Project engineer for Big Wave responds to controversial decision to allow him to help complete Big Wave’s own environmental review

Scott Holmes, the project engineer for Big Wave and a member of the board of directors for the project’s “wellness center” defended the county’s decision to enlist his help in responding to public comments on his own project.

“The current plan of completing the final EIR is very similar to the previous plan working with CAJA,” says Holmes. “CAJA” is Christopher A. Joseph and Associates, the county’s consultant hired to prepare the environmental evaluation.

The”EIR,” an environmental impact report, is a required step in gaining county approval of the Big Wave project. The report is currently in draft form and the county recently finished soliciting public comment on the draft. It is these comments–about two hundred and fifty of them–that have initiated this most recent controversy in a project already familiar with controversy.

According to Jim Eggemeyer, the interim director of the San Mateo County Planning and Building Department, the consultant has refused to make a formal response to the questions since there are so many more responses than expected. Big Wave refuses to pay the consultant additional money since they feel the consultant should have expected a large number of comments and since they have already paid the consultant more than originally budgeted.

“We have already paid double the original estimate. We had an agreement with the County and we are sticking with it,” says Holmes.

In the county planning process an applicant pays for their own EIR but they do not pay the consultant directly. Instead they pay the county which independently selects a consultant. The county then acts as a “middleman” between the applicant and the environmental consultant. This arrangement is said to help prevent undue influence on the consultant by the applicant.

The new process, without the participation of the consultant, will focus on the questions that Holmes and the county feel can be addressed by information already included in the draft environmental report. As Holmes explains, “As the technical person most familiar with the project, the consultant for the DEIR [i.e. the draft EIR] has already sent me the more technical letters [and] comments expecting responses. This is fairly common in the EIR process. Once they received my responses, they would edit the information in a manner they felt was appropriate. They would also organize the responses so that similar questions could be referenced to each other.”

He estimates that he will be supplying answers to ten or fifteen letters.

“The only difference,” between the old process with the consultant and the new process without, “is that I will have to help more in the organization of the document. This is also the case for the County. They will have to expend considerably more time and effort to make sure their review is thorough and the final document is professionally organized. ”

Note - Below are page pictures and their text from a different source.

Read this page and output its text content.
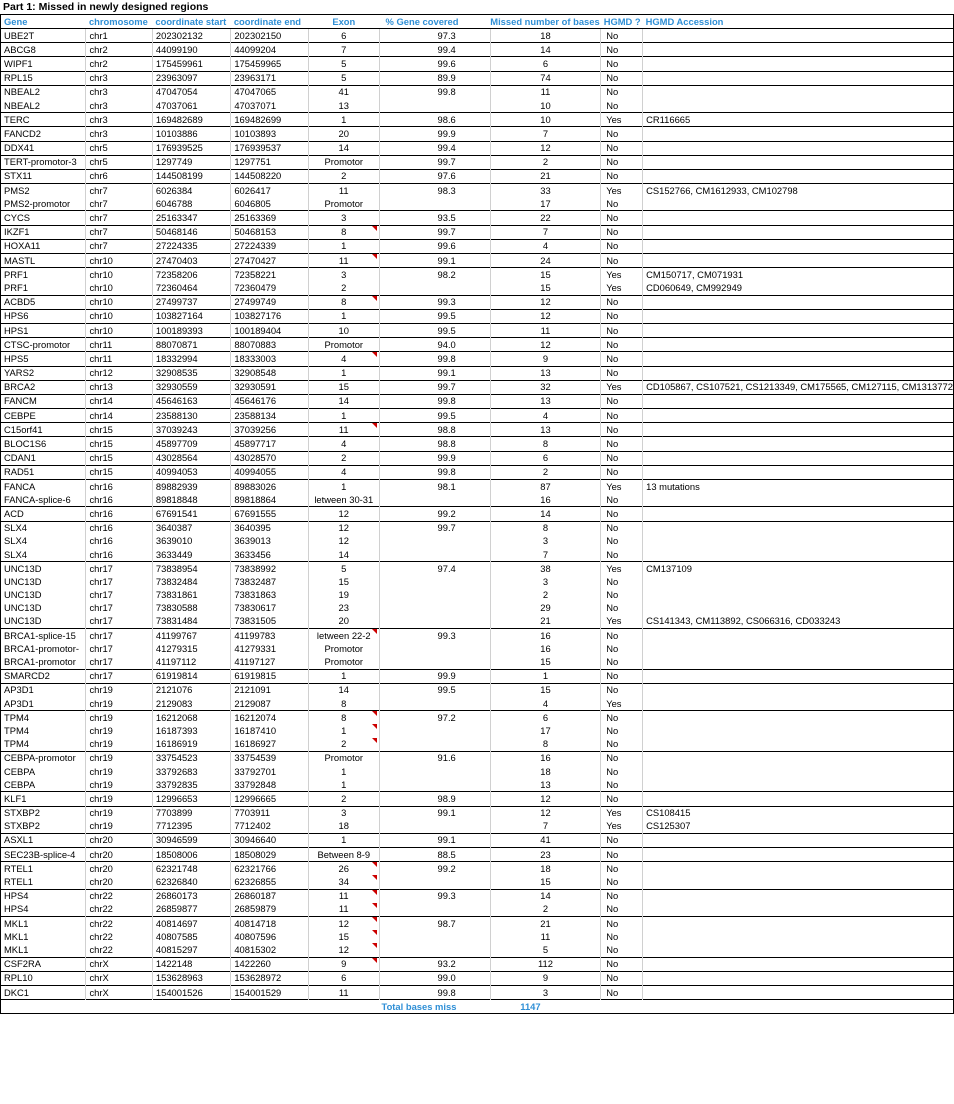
Part 1: Missed in newly designed regions
Gene	chromosome	coordinate start	coordinate end	Exon	% Gene covered	Missed number of bases	HGMD ?	HGMD Accession
UBE2T	chr1	202302132	202302150	6	97.3	18	No	
ABCG8	chr2	44099190	44099204	7	99.4	14	No	
WIPF1	chr2	175459961	175459965	5	99.6	6	No	
RPL15	chr3	23963097	23963171	5	89.9	74	No	
NBEAL2	chr3	47047054	47047065	41	99.8	11	No	
NBEAL2	chr3	47037061	47037071	13		10	No	
TERC	chr3	169482689	169482699	1	98.6	10	Yes	CR116665
FANCD2	chr3	10103886	10103893	20	99.9	7	No	
DDX41	chr5	176939525	176939537	14	99.4	12	No	
TERT-promotor-3	chr5	1297749	1297751	Promotor	99.7	2	No	
STX11	chr6	144508199	144508220	2	97.6	21	No	
PMS2	chr7	6026384	6026417	11	98.3	33	Yes	CS152766, CM1612933, CM102798
PMS2-promotor	chr7	6046788	6046805	Promotor		17	No	
CYCS	chr7	25163347	25163369	3	93.5	22	No	
IKZF1	chr7	50468146	50468153	8	99.7	7	No	
HOXA11	chr7	27224335	27224339	1	99.6	4	No	
MASTL	chr10	27470403	27470427	11	99.1	24	No	
PRF1	chr10	72358206	72358221	3	98.2	15	Yes	CM150717, CM071931
PRF1	chr10	72360464	72360479	2		15	Yes	CD060649, CM992949
ACBD5	chr10	27499737	27499749	8	99.3	12	No	
HPS6	chr10	103827164	103827176	1	99.5	12	No	
HPS1	chr10	100189393	100189404	10	99.5	11	No	
CTSC-promotor	chr11	88070871	88070883	Promotor	94.0	12	No	
HPS5	chr11	18332994	18333003	4	99.8	9	No	
YARS2	chr12	32908535	32908548	1	99.1	13	No	
BRCA2	chr13	32930559	32930591	15	99.7	32	Yes	CD105867, CS107521, CS1213349, CM175565, CM127115, CM1313772
FANCM	chr14	45646163	45646176	14	99.8	13	No	
CEBPE	chr14	23588130	23588134	1	99.5	4	No	
C15orf41	chr15	37039243	37039256	11	98.8	13	No	
BLOC1S6	chr15	45897709	45897717	4	98.8	8	No	
CDAN1	chr15	43028564	43028570	2	99.9	6	No	
RAD51	chr15	40994053	40994055	4	99.8	2	No	
FANCA	chr16	89882939	89883026	1	98.1	87	Yes	13 mutations
FANCA-splice-6	chr16	89818848	89818864	letween 30-31		16	No	
ACD	chr16	67691541	67691555	12	99.2	14	No	
SLX4	chr16	3640387	3640395	12	99.7	8	No	
SLX4	chr16	3639010	3639013	12		3	No	
SLX4	chr16	3633449	3633456	14		7	No	
UNC13D	chr17	73838954	73838992	5	97.4	38	Yes	CM137109
UNC13D	chr17	73832484	73832487	15		3	No	
UNC13D	chr17	73831861	73831863	19		2	No	
UNC13D	chr17	73830588	73830617	23		29	No	
UNC13D	chr17	73831484	73831505	20		21	Yes	CS141343, CM113892, CS066316, CD033243
BRCA1-splice-15	chr17	41199767	41199783	letween 22-2	99.3	16	No	
BRCA1-promotor-	chr17	41279315	41279331	Promotor		16	No	
BRCA1-promotor	chr17	41197112	41197127	Promotor		15	No	
SMARCD2	chr17	61919814	61919815	1	99.9	1	No	
AP3D1	chr19	2121076	2121091	14	99.5	15	No	
AP3D1	chr19	2129083	2129087	8		4	Yes	
TPM4	chr19	16212068	16212074	8	97.2	6	No	
TPM4	chr19	16187393	16187410	1		17	No	
TPM4	chr19	16186919	16186927	2		8	No	
CEBPA-promotor	chr19	33754523	33754539	Promotor	91.6	16	No	
CEBPA	chr19	33792683	33792701	1		18	No	
CEBPA	chr19	33792835	33792848	1		13	No	
KLF1	chr19	12996653	12996665	2	98.9	12	No	
STXBP2	chr19	7703899	7703911	3	99.1	12	Yes	CS108415
STXBP2	chr19	7712395	7712402	18		7	Yes	CS125307
ASXL1	chr20	30946599	30946640	1	99.1	41	No	
SEC23B-splice-4	chr20	18508006	18508029	Between 8-9	88.5	23	No	
RTEL1	chr20	62321748	62321766	26	99.2	18	No	
RTEL1	chr20	62326840	62326855	34		15	No	
HPS4	chr22	26860173	26860187	11	99.3	14	No	
HPS4	chr22	26859877	26859879	11		2	No	
MKL1	chr22	40814697	40814718	12	98.7	21	No	
MKL1	chr22	40807585	40807596	15		11	No	
MKL1	chr22	40815297	40815302	12		5	No	
CSF2RA	chrX	1422148	1422260	9	93.2	112	No	
RPL10	chrX	153628963	153628972	6	99.0	9	No	
DKC1	chrX	154001526	154001529	11	99.8	3	No	
					Total bases miss	1147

Holmes will be performing this work at no fee to Big Wave or the county and will remain, for the time being, on the board of the Big Wave Wellness Center. Referring to his board seat, Holmes says, “I am comfortable in continuing this because my primary goal is to get the Wellness Center completed. My secondary goal is to have strong environmental features built into the process so that the environmental aspects of the site can be improved.”

Holmes takes pains to emphasize that what he writes will not be automatically published in the final EIR. “While Big Wave will contribute first round responses and organization of the document,” he says, “the County will have final review and authority over every aspect of the final document…all information provided by Big Wave [will] go through a ‘filter’ and review process, as the County will have final review and authority over every aspect of the final document.”